KM: He dictated nothing; that’s not his nature. But he said, “What do you think of the eye patch?” and I said, “I adore it.” Most of these guys – Scheer and his partners – came out of improv. That’s the way they approach it. That’s not been my school and therefore it was a wonderfully liberating experience for me. I’m usually handed a script and told in no uncertain terms to honor every single syllable. These guys want us to loosen it up and see what we can find.
Q: Was that something you’d wanted to do before now? Something looser and more improvisational?
KM: People don’t think girls are funny… least of all girls who have been leading ladies. We’re all funny: everyone. It’s tapping into it that and allowing it to be that’s the talent.
Q: The cliché among actors is that you’ve got to find the humanity in every character. With material this over-the-top, is that still a consideration?
KM: You can never try to be funny. Trying to be funny is a big failure. I took myself deadly seriously in this part. I have to be serious with this character. I have to be the boss, I have to be in control of my emotions at all times. Otherwise, the humor doesn’t work.
Q: What was the best thing they’ve given you so far?
KM: I had a scene with Paul, a break-up/make-up scene in the car. Sometimes I had to literally bite the inside of my cheek I was laughing so hard. I also had a sex scene with somebody on the floor; not actual sex, but talking about sex. We were painting pictures of having sex. I got to cut off John Cho’s thumb. And I got drunk with a dolphin, though I don’t remember why. That was a scream.
Q: You’ve done a lot of voice-over work in your career, and people may actually be surprised to learn that this is live action, considering that and considering that it’s on Cartoon Network. What’s the difference in the approach between voice-over and live action?

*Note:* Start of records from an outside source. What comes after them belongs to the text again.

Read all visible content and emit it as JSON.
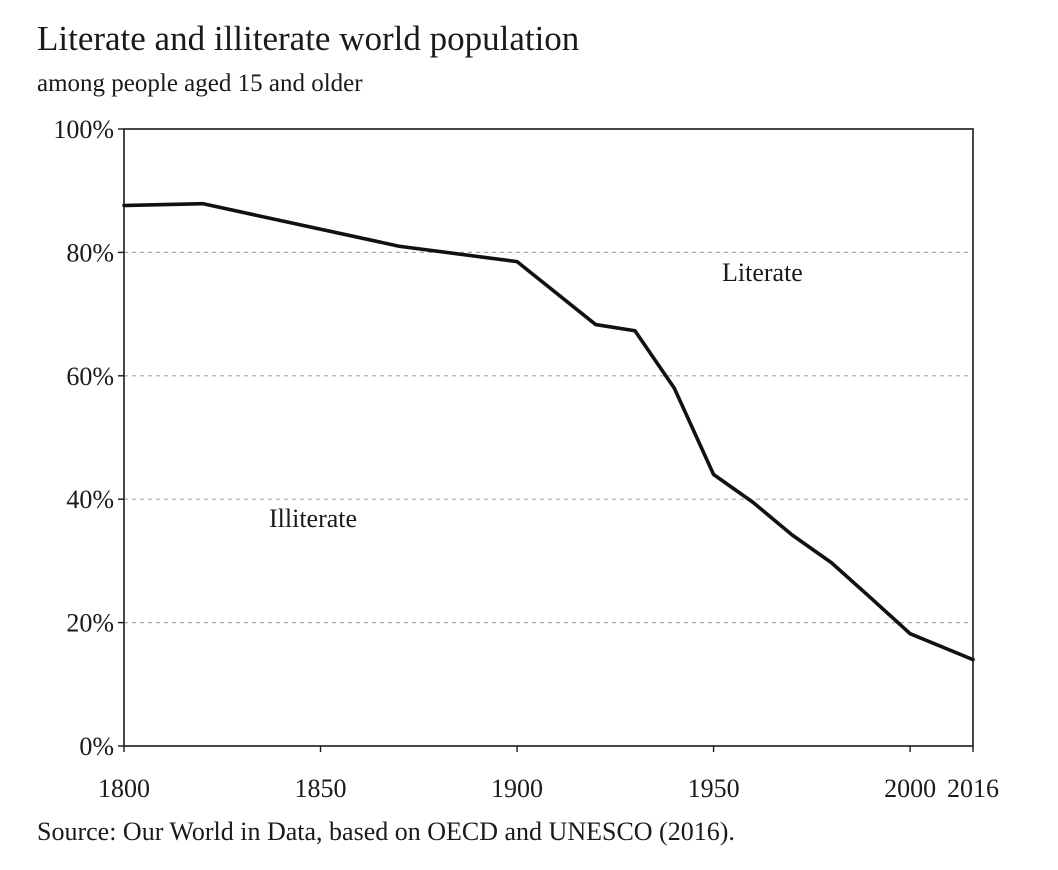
{
  "chart_data": {
    "type": "line",
    "title": "Literate and illiterate world population",
    "subtitle": "among people aged 15 and older",
    "xlabel": "",
    "ylabel": "",
    "xlim": [
      1800,
      2016
    ],
    "ylim": [
      0,
      100
    ],
    "x_ticks": [
      1800,
      1850,
      1900,
      1950,
      2000,
      2016
    ],
    "y_ticks": [
      0,
      20,
      40,
      60,
      80,
      100
    ],
    "y_tick_labels": [
      "0%",
      "20%",
      "40%",
      "60%",
      "80%",
      "100%"
    ],
    "grid": true,
    "series": [
      {
        "name": "Illiterate share",
        "x": [
          1800,
          1820,
          1870,
          1900,
          1920,
          1930,
          1940,
          1950,
          1960,
          1970,
          1980,
          1990,
          2000,
          2016
        ],
        "values": [
          87.6,
          87.9,
          81.0,
          78.5,
          68.3,
          67.3,
          58.0,
          44.0,
          39.5,
          34.2,
          29.7,
          24.0,
          18.2,
          14.0
        ]
      }
    ],
    "annotations": {
      "upper_region": "Literate",
      "lower_region": "Illiterate"
    },
    "source": "Source: Our World in Data, based on OECD and UNESCO (2016).",
    "colors": {
      "line": "#111111",
      "grid": "#a8a8a8"
    }
  }
}
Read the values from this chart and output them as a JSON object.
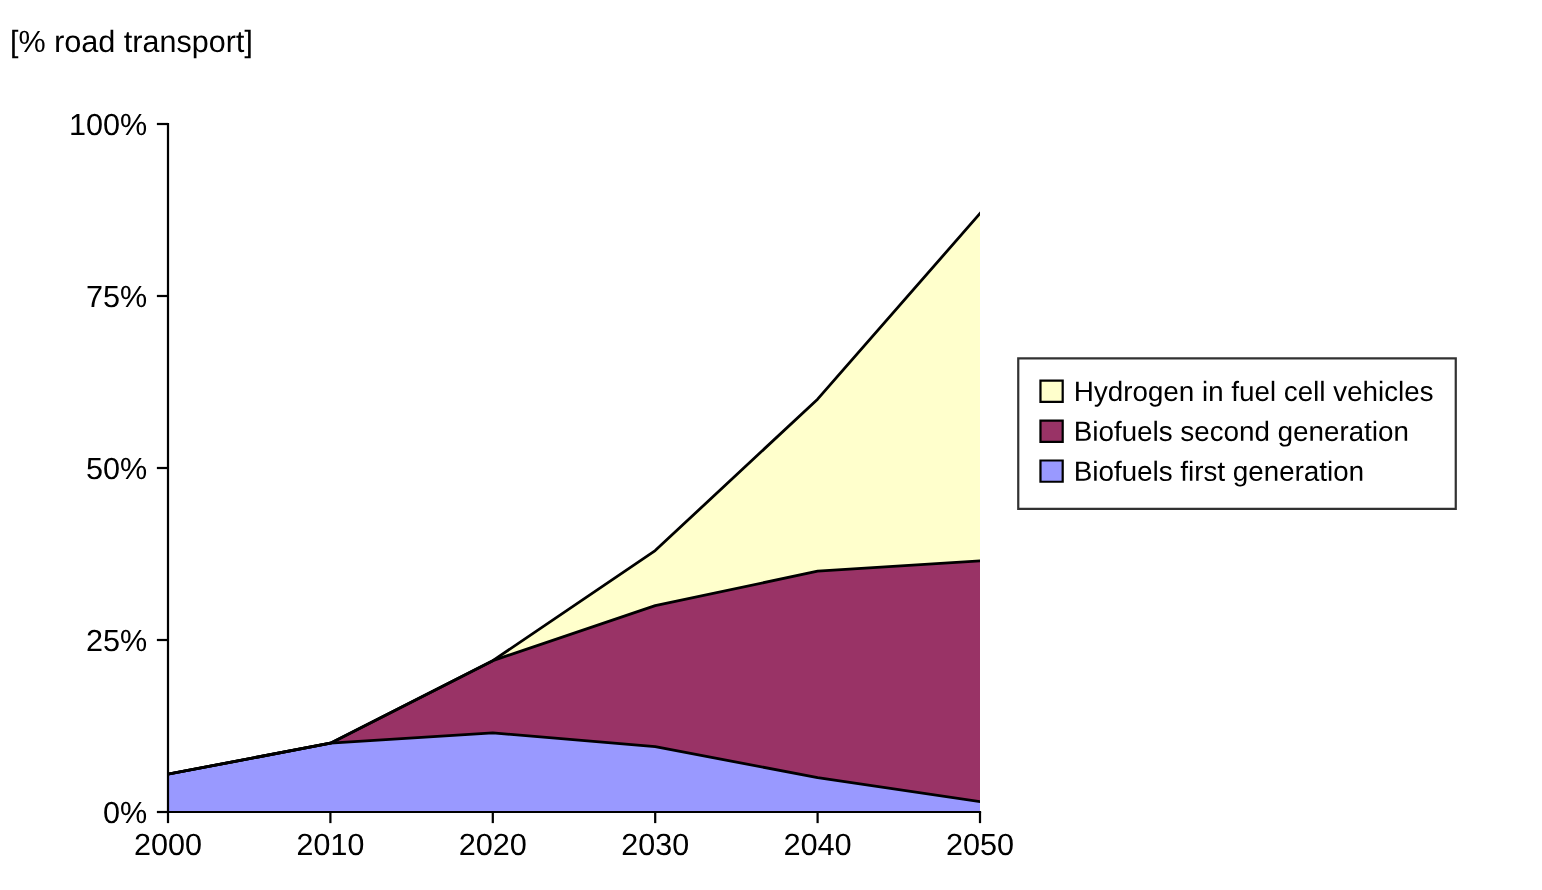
{
  "chart_data": {
    "type": "area",
    "stacked": true,
    "ylabel": "[% road transport]",
    "x": [
      2000,
      2010,
      2020,
      2030,
      2040,
      2050
    ],
    "series": [
      {
        "name": "Biofuels first generation",
        "color": "#9999ff",
        "values": [
          5.5,
          10,
          11.5,
          9.5,
          5,
          1.5
        ]
      },
      {
        "name": "Biofuels second generation",
        "color": "#993366",
        "values": [
          0,
          0,
          10.5,
          20.5,
          30,
          35
        ]
      },
      {
        "name": "Hydrogen in fuel cell vehicles",
        "color": "#ffffcc",
        "values": [
          0,
          0,
          0,
          8,
          25,
          50.5
        ]
      }
    ],
    "xlim": [
      2000,
      2050
    ],
    "xticks": [
      2000,
      2010,
      2020,
      2030,
      2040,
      2050
    ],
    "ylim": [
      0,
      100
    ],
    "yticks": [
      {
        "value": 0,
        "label": "0%"
      },
      {
        "value": 25,
        "label": "25%"
      },
      {
        "value": 50,
        "label": "50%"
      },
      {
        "value": 75,
        "label": "75%"
      },
      {
        "value": 100,
        "label": "100%"
      }
    ],
    "grid": false,
    "legend": "right"
  }
}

KM: A voice-over is a disembodied thing. The engagement is altogether different. I approached this the way I would any other live-action shoot. A voice-over is a solitary affair. You’re all alone with an engineer and your voice. And with an ensemble work, you have a different kind of energy. You have to have an intellectual vigor, to keep it creatively alive. The core group on this show all has that, that feeling of elasticity. You’ve got to be on point all the time, especially with comedy. What if your partner does something totally unexpected? You have to really know where that character could go and stay on point.
Q: You’ve been working for many years and have enjoyed some real success in that time. Is there a secret to that kind of longevity as an actor?
KM: I hate to sound cliché about this; I’m not the first person to say this and I won’t be the last. I think that having found this passion as young as I did made it work. I was twelve years old when I recognized that this was what I wanted to do, and sixteen when I started to do it. It is the oldest happiest in my DNA. It is the oldest feeling of liberty, security and joy in the history of my being. It makes me the happiest that I will ever be on this Earth… and that’s a rather tough thing to say because I have children. But this is a familiar happiness: it never, ever lets me down. It’s a relationship of equals. It is a craft that will respond to me if I address it with complete devotion. Longevity is honored in this business when you have respect for acting. I don’t just like it, I love it. I’ve loved it for a long time.